In einem Fall konnte 2008 allerdings beobachtet werden, dass ein Tourenboot mit (zu) hoher Geschwindigkeit an die Delfingruppe heranbrauste und erst wenige Meter vor den Tieren stoppte. Die Delfine gruppierten sich schnell und schwammen davon.

Schutzmaßnahmen
Die bisher gesammelten Erfahrungen zeigen, wie wichtig es ist, die ansässige Bevölkerung über die Biologie der Delfine in der Bucht, über Bedrohungsfaktoren wie Meeresverschmutzung (die letztendlich auch die Menschen selbst betrifft), über die sinnvolle Regulierung des „Dolphin Watching“ zu informieren und nötige Schutzmaßmaßnahmen vorzustellen.

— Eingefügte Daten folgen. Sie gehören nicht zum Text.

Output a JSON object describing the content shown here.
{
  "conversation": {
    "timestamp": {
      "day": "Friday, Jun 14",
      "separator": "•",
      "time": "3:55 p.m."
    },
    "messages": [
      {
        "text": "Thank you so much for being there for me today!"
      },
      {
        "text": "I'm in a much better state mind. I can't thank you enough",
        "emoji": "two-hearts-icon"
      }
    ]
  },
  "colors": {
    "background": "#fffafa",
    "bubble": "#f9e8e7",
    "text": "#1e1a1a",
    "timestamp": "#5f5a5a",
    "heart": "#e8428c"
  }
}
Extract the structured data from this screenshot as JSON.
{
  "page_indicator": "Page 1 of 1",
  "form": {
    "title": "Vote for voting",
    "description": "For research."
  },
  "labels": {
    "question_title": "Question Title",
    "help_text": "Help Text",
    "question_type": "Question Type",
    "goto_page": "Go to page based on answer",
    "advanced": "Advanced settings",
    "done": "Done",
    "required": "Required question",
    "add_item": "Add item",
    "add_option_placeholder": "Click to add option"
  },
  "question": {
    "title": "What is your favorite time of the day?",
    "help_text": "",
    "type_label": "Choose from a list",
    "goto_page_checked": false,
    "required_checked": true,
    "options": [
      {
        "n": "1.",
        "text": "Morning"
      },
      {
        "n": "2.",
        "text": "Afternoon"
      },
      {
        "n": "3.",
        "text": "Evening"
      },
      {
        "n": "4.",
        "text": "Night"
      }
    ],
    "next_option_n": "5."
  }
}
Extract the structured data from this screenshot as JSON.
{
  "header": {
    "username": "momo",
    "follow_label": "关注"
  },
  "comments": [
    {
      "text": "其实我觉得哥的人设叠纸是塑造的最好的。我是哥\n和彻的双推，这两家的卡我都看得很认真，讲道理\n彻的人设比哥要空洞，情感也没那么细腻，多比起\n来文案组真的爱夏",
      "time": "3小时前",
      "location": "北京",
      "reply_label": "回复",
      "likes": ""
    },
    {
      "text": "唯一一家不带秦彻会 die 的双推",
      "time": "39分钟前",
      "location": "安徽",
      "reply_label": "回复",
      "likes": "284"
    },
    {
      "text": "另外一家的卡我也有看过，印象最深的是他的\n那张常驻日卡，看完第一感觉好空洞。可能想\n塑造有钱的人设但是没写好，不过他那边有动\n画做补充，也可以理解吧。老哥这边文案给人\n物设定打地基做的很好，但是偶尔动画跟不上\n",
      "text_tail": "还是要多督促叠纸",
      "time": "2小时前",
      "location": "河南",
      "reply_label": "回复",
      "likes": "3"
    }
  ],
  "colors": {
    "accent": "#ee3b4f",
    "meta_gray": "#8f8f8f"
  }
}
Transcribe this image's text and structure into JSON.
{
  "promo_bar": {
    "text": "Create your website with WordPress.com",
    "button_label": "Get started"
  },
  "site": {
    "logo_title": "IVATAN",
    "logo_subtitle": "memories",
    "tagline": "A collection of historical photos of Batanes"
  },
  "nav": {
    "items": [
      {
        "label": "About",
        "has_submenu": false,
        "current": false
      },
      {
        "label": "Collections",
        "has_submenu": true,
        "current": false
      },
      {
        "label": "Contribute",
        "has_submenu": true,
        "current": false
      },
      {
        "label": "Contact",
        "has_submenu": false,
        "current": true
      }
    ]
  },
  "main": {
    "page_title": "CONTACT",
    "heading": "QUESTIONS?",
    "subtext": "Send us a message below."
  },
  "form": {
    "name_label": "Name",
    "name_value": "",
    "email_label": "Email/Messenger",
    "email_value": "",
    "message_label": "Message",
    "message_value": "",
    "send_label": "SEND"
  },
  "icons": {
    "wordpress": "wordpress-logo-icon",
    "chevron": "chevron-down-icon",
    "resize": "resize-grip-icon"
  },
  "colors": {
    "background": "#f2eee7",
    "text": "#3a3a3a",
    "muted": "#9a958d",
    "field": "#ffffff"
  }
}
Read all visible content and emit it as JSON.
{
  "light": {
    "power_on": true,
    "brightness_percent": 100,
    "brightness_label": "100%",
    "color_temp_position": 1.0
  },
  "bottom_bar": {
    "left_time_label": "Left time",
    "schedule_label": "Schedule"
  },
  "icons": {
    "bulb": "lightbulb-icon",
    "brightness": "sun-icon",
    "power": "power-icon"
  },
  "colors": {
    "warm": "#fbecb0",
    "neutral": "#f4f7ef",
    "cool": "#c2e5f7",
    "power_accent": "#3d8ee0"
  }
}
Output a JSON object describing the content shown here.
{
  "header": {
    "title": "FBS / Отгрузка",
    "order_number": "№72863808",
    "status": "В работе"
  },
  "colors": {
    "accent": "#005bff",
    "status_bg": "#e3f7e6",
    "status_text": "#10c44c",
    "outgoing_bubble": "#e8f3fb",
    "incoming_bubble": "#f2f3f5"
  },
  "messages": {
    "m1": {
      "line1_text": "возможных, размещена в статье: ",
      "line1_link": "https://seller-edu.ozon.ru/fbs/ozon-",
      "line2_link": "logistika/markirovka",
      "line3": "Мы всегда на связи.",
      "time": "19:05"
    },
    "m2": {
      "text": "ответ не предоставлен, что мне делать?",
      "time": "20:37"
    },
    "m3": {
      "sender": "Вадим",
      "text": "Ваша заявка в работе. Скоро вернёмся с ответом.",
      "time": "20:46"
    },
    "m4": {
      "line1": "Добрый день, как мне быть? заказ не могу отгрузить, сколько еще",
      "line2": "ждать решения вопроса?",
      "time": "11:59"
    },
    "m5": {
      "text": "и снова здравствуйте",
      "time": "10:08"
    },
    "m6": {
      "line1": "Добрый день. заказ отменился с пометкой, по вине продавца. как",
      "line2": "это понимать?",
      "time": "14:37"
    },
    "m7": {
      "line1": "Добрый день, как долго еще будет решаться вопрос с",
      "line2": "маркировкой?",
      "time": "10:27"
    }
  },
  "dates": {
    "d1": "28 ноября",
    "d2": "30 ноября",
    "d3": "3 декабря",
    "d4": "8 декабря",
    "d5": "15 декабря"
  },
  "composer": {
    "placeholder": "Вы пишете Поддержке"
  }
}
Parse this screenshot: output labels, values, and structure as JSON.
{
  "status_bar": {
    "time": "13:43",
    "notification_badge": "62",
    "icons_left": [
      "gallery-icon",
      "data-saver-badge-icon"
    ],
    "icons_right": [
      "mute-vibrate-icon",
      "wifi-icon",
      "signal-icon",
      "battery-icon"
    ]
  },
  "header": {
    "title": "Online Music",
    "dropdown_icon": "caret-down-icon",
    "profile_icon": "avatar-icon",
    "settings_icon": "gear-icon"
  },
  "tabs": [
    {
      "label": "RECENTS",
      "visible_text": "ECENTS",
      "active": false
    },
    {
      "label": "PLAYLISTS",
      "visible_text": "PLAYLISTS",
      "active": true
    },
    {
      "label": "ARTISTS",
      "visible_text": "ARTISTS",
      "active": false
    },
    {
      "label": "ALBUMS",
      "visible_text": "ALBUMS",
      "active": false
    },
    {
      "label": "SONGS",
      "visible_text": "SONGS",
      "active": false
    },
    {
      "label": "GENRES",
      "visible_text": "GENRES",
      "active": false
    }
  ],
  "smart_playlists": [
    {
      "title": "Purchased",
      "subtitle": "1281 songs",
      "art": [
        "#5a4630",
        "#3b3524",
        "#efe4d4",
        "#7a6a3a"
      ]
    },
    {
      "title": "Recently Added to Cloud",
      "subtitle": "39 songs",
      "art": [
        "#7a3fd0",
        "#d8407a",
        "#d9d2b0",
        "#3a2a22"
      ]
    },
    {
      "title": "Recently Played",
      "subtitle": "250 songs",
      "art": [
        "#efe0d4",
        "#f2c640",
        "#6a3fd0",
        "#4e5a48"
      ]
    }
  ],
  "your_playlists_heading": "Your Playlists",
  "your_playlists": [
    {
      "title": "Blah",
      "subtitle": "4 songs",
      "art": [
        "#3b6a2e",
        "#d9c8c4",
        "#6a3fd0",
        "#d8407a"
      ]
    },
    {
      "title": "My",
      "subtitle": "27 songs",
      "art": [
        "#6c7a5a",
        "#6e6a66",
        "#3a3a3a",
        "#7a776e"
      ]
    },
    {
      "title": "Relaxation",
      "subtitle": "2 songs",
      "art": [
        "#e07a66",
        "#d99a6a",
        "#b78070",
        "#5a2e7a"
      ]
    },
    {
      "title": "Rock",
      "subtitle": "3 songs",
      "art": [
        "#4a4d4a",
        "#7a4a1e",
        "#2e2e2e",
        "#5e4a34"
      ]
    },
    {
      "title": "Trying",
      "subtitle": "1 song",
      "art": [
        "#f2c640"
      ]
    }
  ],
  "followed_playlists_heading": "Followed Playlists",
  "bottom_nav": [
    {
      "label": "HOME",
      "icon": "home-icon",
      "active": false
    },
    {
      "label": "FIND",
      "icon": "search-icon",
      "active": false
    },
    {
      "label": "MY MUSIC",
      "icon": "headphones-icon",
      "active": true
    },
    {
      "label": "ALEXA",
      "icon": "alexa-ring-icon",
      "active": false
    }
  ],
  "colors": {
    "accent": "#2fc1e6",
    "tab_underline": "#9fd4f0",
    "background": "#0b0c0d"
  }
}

Durch große Poster, die an zentralen Plätzen wie z.B. dem Ticketverkaufsschalter für die Ausflüge zu den Ballestas-Inseln oder dem Haupteingang des Nationalreservats aufgehängt wurden, durch das Verteilen kostenloser Broschüren über die Paracas-Delfine, durch Informationsabende und Schulprojekte, Zusammenarbeit mit dem Nationalreservat und den örtlichen Behörden versuchen ACOREMA und GRD, einen besseren Schutz der Delfine durchzusetzen.

Angesichts der Bedrohungen, denen diese Delfine ausgesetzt sind, sind sofort verstärkte Maßnahmen nötig, um sie und ihren Lebensraum zu schützen. Wir müssen jetzt alle helfen und immer mehr Menschen in die Schutzbemühungen einbinden, damit die Begegnung mit den „Paracas-Delfinen“ weiterhin ein wundervolles Erlebnis bleibt.